Codex is OpenAI’s coding tool and also provides a CLI. Because I subscribe to ChatGPT Plus, I can also use Codex. Here is a quick guide to using it.
Prerequisites
You need working network access so it functions normally. For example, the terminal must be able to reach OpenAI services.
Codex paid usage
Claude Code is paid, with two ways to use it:
- You need an OpenAI account and a ChatGPT Plus subscription.
- GPT costs USD $20/month. There are still some lower-price regions, but they may be canceled soon. I currently subscribe via the Turkey App Store at around RMB 100/month.
- Use an OpenAI API key and pay per usage.

Usage
Install codex-cli
npm i -g @openai/codex
Sign in
codex
Follow the prompts to choose a login type and sign in. After a successful login, you can use it normally.

Permissions
Codex, like cc, will ask for approval on sensitive operations such as scp and rm. If you want to skip these prompts, add this flag when you start the command. Then it will not ask again during the session.
codex --dangerously-bypass-approvals-and-sandbox
Usage limits
Codex and cc both have usage limits.
Local tasks: regular users can send 30 to 150 messages every 5 hours, with a weekly cap. Cloud tasks: temporarily enjoy looser usage limits. Best for: developers who need a few focused programming sessions each week.

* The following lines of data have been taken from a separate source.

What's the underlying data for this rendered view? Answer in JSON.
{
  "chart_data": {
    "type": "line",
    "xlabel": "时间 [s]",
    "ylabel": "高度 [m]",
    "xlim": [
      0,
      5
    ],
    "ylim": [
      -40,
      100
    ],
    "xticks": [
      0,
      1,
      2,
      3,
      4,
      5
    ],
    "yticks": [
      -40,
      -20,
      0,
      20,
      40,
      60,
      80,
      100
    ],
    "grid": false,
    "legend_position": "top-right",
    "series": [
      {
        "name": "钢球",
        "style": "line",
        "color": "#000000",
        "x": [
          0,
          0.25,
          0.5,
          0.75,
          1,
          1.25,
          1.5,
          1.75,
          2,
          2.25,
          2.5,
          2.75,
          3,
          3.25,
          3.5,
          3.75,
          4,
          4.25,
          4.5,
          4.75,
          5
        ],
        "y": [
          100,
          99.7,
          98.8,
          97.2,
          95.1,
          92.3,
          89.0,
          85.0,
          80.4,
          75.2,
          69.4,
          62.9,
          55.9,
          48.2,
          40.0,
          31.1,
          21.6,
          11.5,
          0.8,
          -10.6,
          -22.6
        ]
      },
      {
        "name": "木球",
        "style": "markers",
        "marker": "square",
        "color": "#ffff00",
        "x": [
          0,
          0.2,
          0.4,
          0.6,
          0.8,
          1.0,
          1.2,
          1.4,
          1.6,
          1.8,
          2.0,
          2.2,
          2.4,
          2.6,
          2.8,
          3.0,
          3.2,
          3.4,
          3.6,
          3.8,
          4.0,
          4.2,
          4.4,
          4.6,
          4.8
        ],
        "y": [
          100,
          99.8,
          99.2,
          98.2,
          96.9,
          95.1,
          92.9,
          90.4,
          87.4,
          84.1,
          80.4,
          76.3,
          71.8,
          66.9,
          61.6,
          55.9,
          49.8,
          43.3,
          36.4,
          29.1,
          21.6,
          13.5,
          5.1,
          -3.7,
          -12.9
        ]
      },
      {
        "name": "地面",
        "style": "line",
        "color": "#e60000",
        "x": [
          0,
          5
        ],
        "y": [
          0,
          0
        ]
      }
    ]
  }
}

For details, see the official docs
Check usage
After installing the Codex extension in VS Code, you can view usage.
Initial impressions
- It is much slower than Claude in terms of speed.
- Auto-execution feels better than Claude’s Sonnet model.
- Missing features: executing shell commands and automatic CLI upgrades. Both are must-haves for me.
- Code generation is still uncertain; I need more use before drawing conclusions.
Final Thoughts
- If you already subscribe to GPT Plus, give it a try so you do not waste the benefit.
- For general AI CLI users, cc or Codex is a matter of preference. One is enough.